La legendaria actriz norteamericana Joan Crawford, por cuya generosa cama pasó buena parte del Hollywood de los años treinta, cuarenta, cincuenta y lo que pudo de los sesenta, se quejaba de que su colega Loretta Young –una especie de Kloosterboer yanqui– tenía un currículum mucho más nutrido que ella y nadie se lo reprochaba ni la señalaba con el dedo acusador.
Mientras toda la prensa le endilgaba a Crawford el mote de devoradora de hombres, Loretta camuflaba su vocación depredadora bajo una apariencia angelical que la posicionaba como la novia favorita de América. Y en cierto sentido lo era.
Los dichos de la Crawford eran fundados: la inocente Loretta mandó al asador a cuanto galán se le cruzó en su glamoroso camino. De todas formas, de poco sirvieron las “denuncias” de Joan: la fama de santa de su compañera resultó inoxidable y perduró por décadas.
Parecidas. Igual que la Young, Marcela Kloosterboer pertenece a una clase particular de mujeres: aquellas que están más preocupadas por lograr que el hombre que desean pierda la cabeza por ellas que por hacer que cientos de cabezas giren a su paso. La manada no entra en sus planes. Si pasan delante de una obra en construcción, escucharán cualquier cosa menos guarangadas o piropos subidos de tono.
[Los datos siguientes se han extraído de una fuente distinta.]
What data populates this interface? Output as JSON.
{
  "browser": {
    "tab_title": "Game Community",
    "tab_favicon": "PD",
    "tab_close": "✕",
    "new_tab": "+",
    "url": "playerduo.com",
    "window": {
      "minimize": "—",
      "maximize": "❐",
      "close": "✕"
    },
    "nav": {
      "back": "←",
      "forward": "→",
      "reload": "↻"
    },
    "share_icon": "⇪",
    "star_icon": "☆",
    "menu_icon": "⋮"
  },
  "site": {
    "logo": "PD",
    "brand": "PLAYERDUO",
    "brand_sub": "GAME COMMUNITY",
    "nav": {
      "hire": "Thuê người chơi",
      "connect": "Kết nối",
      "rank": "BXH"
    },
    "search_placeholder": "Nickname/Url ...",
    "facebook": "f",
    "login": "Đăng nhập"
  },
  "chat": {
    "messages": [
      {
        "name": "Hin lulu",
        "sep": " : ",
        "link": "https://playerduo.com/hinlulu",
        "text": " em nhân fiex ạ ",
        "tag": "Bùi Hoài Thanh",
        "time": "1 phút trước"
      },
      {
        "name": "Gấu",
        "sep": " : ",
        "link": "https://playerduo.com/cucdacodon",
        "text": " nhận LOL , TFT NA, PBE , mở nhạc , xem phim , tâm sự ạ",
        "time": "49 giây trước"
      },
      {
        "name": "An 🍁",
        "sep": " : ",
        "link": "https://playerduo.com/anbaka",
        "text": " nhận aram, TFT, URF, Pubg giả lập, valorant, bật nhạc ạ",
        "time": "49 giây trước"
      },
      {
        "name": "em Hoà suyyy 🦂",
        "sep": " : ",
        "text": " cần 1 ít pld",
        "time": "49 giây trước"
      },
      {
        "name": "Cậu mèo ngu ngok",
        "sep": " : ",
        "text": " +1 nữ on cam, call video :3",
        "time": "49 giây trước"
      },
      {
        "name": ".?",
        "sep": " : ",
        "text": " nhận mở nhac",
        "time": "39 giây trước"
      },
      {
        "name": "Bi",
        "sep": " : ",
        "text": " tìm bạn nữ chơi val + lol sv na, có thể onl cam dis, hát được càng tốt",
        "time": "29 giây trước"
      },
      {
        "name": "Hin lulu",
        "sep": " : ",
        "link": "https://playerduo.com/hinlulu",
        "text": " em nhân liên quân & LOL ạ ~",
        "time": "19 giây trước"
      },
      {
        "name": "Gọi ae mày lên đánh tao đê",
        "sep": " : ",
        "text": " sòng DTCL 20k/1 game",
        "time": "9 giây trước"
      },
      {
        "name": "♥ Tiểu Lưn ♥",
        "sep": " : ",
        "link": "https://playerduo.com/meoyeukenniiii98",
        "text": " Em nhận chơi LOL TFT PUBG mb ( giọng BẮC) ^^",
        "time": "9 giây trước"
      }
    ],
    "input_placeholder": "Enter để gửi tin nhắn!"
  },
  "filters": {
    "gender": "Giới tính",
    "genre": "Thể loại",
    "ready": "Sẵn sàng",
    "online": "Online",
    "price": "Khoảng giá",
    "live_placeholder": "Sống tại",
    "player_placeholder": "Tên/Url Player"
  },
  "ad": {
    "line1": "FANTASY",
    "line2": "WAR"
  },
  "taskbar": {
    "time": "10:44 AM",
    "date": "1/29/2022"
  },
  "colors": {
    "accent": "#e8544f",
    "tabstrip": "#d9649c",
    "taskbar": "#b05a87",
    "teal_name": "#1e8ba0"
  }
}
Aunque acumulen amantes en cantidad, siempre ejercerán el rol de chica que todo hombre le quiere presentar a la mamá, deformación edípica masculina que tiene por objetivo conformar a una futura suegra desconfiada que, ante la presencia del angelito en cuestión, rezará para que su retoño salga vivo de la traumática experiencia de noviar con la mujer perfecta.